M.J.C. – Curiosamente, a par desse ímpeto destrutivo e aniquilador que frisa, que dá a ver o lado horrível da beleza, o seu poema “Assunção” que tem no início um verso terrível, “(…)escreve-se a noite/ a toda a largura do mundo(…)” termina com o verso “(…)O riso de Deus é trémulo e cintilante. E o anjo,/ criança sábia, nada diz.” Há sempre um lado salvífico no poema, para si?

A.M.G. – O poema não salva de nada. Não escreveu Rilke que «o belo não é senão o começo do terrível»? Todo o anjo é terrível, mas desejamos não acreditar nessa possibilidade. O poema é um relampejo, um instante que pode ser de plenitude ou de um enorme vazio. Ensina a derrota, a lucidez, quebra a monotonia, é uma mínima libertação do tédio, tendência do coração. O poema dir-se-ia um lugar de relações e de palavras escolhidas, um espaço para a justeza da palavra. O mundo é injusto. A insatisfação, a inquietude fazem do poeta um fabricador de imagens.

M.J.C. – Quando olho para um quadro de Paula Rego vejo sempre um combate. Como se entrássemos num ambiente de pesadelo, de noite espessa, tal como na sua poesia. Uma tapeçaria que se inscreve no umbral entre o sono e a vigília. Concorda?

A.M.G. – Paula Rego cria um mundo povoado por figuras que manifestam a sua verdade: o medo, o perigo, a opressão, a euforia ou a catástrofe, esse combate que a sociedade hipócrita teima em esconder. Metaforiza para não morrer no caos circundante, criando um teatro de emoções. É isso que impressiona na obra, de uma imensa coragem. Não tem nada de ornamental a sua pintura, apesar de todo o rigor técnico-artístico. Isso assusta pela autenticidade. A minha poesia, apesar de toda a violência e desamparo convocados pelas imagens, talvez seja menos assustadora, acho eu, na relação com a obra de Paula, na medida em que ora converge, ora diverge, ora se aproxima, ora se distancia dela. Apesar da solidão, creio haver nela um desejo de sublime. «Nós/Nudos» é um lugar não imune ao pesadelo, nem ao êxtase. Nada está parado. Perder essas duas dimensões é perdermo-nos.

M.J.C. – Sim, uma ameaça permanente parece pender permanentemente sobre a sua poesia.
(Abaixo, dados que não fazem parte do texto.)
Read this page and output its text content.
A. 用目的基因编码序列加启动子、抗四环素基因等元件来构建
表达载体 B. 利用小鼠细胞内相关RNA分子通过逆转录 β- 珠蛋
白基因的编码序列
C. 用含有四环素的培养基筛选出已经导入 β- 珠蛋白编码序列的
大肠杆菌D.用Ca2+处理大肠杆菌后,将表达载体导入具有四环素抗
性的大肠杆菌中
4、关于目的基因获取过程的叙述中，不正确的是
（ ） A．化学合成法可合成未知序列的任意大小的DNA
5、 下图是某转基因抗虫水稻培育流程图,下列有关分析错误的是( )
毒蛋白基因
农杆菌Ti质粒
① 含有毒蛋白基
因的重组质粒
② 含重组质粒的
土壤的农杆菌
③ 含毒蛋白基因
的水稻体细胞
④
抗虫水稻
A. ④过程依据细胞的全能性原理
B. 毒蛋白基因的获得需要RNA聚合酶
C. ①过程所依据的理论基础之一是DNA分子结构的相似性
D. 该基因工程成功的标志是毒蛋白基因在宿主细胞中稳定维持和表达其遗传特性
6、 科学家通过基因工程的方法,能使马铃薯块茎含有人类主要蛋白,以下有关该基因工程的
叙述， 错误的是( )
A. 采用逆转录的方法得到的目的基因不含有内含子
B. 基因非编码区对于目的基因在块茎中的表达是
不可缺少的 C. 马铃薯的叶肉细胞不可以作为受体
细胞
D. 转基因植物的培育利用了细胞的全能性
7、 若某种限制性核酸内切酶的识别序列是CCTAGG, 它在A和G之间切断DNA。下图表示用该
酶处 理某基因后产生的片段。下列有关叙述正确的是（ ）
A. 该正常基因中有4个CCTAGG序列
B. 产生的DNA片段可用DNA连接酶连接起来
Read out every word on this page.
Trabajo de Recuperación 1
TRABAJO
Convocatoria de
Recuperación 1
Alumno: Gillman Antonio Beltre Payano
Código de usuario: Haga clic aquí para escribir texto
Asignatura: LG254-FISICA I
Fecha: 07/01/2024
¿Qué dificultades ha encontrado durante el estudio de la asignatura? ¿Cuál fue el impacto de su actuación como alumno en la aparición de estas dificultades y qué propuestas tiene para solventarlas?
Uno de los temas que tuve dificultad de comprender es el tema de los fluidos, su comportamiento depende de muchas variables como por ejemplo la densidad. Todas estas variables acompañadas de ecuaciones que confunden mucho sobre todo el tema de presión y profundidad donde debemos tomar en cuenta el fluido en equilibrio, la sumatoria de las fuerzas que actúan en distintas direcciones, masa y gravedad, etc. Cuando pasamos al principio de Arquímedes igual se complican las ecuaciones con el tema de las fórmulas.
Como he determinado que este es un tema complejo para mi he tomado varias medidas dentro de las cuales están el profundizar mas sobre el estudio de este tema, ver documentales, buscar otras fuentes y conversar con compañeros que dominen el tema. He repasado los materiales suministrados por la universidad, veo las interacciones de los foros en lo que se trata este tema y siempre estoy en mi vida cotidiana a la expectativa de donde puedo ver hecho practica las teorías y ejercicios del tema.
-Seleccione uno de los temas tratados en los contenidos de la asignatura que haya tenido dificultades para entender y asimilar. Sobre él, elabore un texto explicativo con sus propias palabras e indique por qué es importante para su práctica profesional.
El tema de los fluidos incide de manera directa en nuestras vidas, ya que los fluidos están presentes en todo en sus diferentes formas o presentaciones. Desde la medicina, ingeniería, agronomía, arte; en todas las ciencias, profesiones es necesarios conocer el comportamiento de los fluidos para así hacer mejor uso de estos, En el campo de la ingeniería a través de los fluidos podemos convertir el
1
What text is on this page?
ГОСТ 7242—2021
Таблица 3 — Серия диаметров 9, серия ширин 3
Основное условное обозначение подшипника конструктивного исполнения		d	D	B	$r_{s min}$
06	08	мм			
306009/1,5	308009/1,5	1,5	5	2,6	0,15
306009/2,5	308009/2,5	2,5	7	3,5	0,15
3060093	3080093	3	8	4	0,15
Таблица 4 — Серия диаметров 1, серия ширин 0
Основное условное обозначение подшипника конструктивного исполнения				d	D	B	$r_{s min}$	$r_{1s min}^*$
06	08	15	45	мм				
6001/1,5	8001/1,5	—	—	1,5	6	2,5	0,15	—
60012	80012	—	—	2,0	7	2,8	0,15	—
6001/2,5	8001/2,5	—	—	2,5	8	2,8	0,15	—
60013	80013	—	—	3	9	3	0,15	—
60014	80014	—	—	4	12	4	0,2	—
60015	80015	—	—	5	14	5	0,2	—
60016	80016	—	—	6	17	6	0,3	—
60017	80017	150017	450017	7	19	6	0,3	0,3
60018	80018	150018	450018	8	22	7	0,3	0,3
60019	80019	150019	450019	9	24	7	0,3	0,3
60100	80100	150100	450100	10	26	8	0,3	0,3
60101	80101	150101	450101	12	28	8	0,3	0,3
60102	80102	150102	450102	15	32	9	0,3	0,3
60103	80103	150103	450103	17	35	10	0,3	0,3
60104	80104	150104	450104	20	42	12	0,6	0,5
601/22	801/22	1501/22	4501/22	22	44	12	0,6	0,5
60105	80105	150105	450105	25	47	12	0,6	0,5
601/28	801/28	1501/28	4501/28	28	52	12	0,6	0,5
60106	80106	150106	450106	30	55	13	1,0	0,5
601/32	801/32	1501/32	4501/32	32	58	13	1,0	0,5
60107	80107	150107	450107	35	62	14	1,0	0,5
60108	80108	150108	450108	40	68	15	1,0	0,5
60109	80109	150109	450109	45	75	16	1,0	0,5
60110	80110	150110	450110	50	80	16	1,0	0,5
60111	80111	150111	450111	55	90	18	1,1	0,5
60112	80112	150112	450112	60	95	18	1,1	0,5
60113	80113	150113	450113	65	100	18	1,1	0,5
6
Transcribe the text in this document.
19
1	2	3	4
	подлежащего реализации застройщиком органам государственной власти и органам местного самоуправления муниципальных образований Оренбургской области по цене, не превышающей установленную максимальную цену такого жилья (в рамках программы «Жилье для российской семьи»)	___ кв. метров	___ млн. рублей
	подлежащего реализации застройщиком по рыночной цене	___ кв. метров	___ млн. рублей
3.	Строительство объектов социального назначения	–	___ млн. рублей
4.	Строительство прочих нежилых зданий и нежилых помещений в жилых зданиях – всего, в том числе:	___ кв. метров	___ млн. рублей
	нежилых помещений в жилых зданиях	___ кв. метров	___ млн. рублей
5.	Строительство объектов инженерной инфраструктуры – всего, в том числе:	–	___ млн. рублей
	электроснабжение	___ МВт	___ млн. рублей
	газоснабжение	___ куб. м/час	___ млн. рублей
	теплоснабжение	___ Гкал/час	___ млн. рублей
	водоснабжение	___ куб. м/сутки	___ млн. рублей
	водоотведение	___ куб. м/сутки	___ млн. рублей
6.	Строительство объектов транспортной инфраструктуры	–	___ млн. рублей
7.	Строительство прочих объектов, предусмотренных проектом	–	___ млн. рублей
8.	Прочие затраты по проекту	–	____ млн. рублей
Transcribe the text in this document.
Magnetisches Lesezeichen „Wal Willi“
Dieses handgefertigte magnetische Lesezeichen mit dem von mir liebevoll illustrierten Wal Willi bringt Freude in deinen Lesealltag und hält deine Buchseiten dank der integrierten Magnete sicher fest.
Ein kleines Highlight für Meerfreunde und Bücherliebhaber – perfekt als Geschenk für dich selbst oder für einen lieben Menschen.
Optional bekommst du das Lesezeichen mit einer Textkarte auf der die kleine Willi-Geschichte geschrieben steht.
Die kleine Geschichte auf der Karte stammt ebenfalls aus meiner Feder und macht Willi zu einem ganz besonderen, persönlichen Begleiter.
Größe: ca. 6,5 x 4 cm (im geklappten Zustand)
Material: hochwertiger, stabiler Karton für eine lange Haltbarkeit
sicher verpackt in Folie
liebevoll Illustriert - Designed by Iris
Concorda?

A.M.G. – É a ameaça da incompletude, da impossibilidade, da morte.

M.J.C. – Consideremos outro aspecto. A sua poesia é uma voz isolada no que se vai fazendo actualmente. Como se definiria no quadro das vozes poéticas actuais portuguesas? Acha que se pode falar de um lirismo no seu caso? E em que sentido?

A.M.G. – Mas quem sou eu para definir a minha voz poética? Concordo que há um isolamento, isso sim. E não receio o lirismo, sem derramamento, um lado elegíaco, mais atenuado neste livro que me desarruma, de alguma forma. Não deixa de existir um certo desconcerto metafísico, uma consciência da limitação, a dificuldade em lidar com o que é incompreensível, o nomear de uma necessidade vital, a da escrita que se abeira do abismo para se encontrar num voo. Vivemos num mundo de catacumbas, o poema não as ignora. Não sei pensar sem ele.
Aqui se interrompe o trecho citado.